The what-could-have-been’s sting to this day. So when Jones and BU finally broke through last year and took down Colgate for the title, it reaffirmed to the head coach, the staff, and the players, that the foundations laid in practices for the past decade work. As the celebration commenced at Colgate, Jones said he stepped aside to watch everyone around him in their moments of triumph.
“There’s always people that are gonna question whether you can do it or not,” he said. “That’s the kind of business we’re in. You have to have success; that’s just the bottom line.
“Yeah, it was a big moment [for me]… but it was a bigger moment for my staff and my players, and the people that consistently were by our side.”
Jones couldn’t tell you what’s coming for college basketball in the next decade. He’s already thinking about how to maintain continuity and navigate the massive transfer portal (BU has made one addition for next year in big man Nevin Zink).
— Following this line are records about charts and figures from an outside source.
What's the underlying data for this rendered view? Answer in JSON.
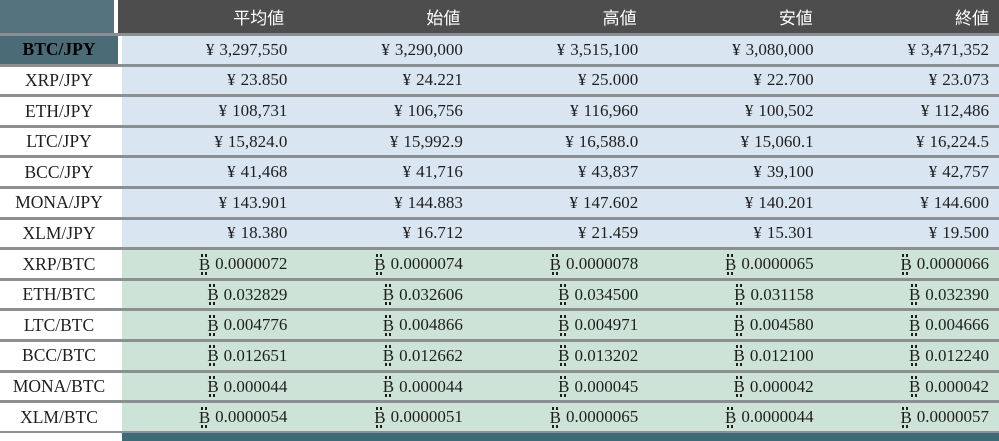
{
  "colors": {
    "header_bg": "#4d4d4d",
    "header_text": "#ffffff",
    "corner_bg": "#54737f",
    "highlight_bg": "#4b6c77",
    "jpy_bg": "#d9e6f2",
    "btc_bg": "#cde3d8",
    "footer_bg": "#3d6a76",
    "border": "#8b8f92",
    "text": "#1e1e1e"
  },
  "chart_data": {
    "type": "table",
    "columns": [
      "平均値",
      "始値",
      "高値",
      "安値",
      "終値"
    ],
    "rows": [
      {
        "pair": "BTC/JPY",
        "quote": "JPY",
        "symbol": "¥",
        "highlighted": true,
        "values": [
          "3,297,550",
          "3,290,000",
          "3,515,100",
          "3,080,000",
          "3,471,352"
        ]
      },
      {
        "pair": "XRP/JPY",
        "quote": "JPY",
        "symbol": "¥",
        "highlighted": false,
        "values": [
          "23.850",
          "24.221",
          "25.000",
          "22.700",
          "23.073"
        ]
      },
      {
        "pair": "ETH/JPY",
        "quote": "JPY",
        "symbol": "¥",
        "highlighted": false,
        "values": [
          "108,731",
          "106,756",
          "116,960",
          "100,502",
          "112,486"
        ]
      },
      {
        "pair": "LTC/JPY",
        "quote": "JPY",
        "symbol": "¥",
        "highlighted": false,
        "values": [
          "15,824.0",
          "15,992.9",
          "16,588.0",
          "15,060.1",
          "16,224.5"
        ]
      },
      {
        "pair": "BCC/JPY",
        "quote": "JPY",
        "symbol": "¥",
        "highlighted": false,
        "values": [
          "41,468",
          "41,716",
          "43,837",
          "39,100",
          "42,757"
        ]
      },
      {
        "pair": "MONA/JPY",
        "quote": "JPY",
        "symbol": "¥",
        "highlighted": false,
        "values": [
          "143.901",
          "144.883",
          "147.602",
          "140.201",
          "144.600"
        ]
      },
      {
        "pair": "XLM/JPY",
        "quote": "JPY",
        "symbol": "¥",
        "highlighted": false,
        "values": [
          "18.380",
          "16.712",
          "21.459",
          "15.301",
          "19.500"
        ]
      },
      {
        "pair": "XRP/BTC",
        "quote": "BTC",
        "symbol": "₿",
        "highlighted": false,
        "values": [
          "0.0000072",
          "0.0000074",
          "0.0000078",
          "0.0000065",
          "0.0000066"
        ]
      },
      {
        "pair": "ETH/BTC",
        "quote": "BTC",
        "symbol": "₿",
        "highlighted": false,
        "values": [
          "0.032829",
          "0.032606",
          "0.034500",
          "0.031158",
          "0.032390"
        ]
      },
      {
        "pair": "LTC/BTC",
        "quote": "BTC",
        "symbol": "₿",
        "highlighted": false,
        "values": [
          "0.004776",
          "0.004866",
          "0.004971",
          "0.004580",
          "0.004666"
        ]
      },
      {
        "pair": "BCC/BTC",
        "quote": "BTC",
        "symbol": "₿",
        "highlighted": false,
        "values": [
          "0.012651",
          "0.012662",
          "0.013202",
          "0.012100",
          "0.012240"
        ]
      },
      {
        "pair": "MONA/BTC",
        "quote": "BTC",
        "symbol": "₿",
        "highlighted": false,
        "values": [
          "0.000044",
          "0.000044",
          "0.000045",
          "0.000042",
          "0.000042"
        ]
      },
      {
        "pair": "XLM/BTC",
        "quote": "BTC",
        "symbol": "₿",
        "highlighted": false,
        "values": [
          "0.0000054",
          "0.0000051",
          "0.0000065",
          "0.0000044",
          "0.0000057"
        ]
      }
    ]
  }
}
But he considers his adaptability a strength, and relishes the process of building a successful team.
“When the ball goes up, there’s no better feeling then watching a team having success and watching guys develop. And those things are important,” Jones said. “But the other part of [coaching] I like is this ever-changing, evolving thing that we do. I love the change. Sometimes I’ll complain about it, but I like it.”
“I get enjoyment out of putting the puzzle together. I spent the whole offseason trying to figure out how to win a championship, and when we won it, it was very gratifying. I want to do it again.”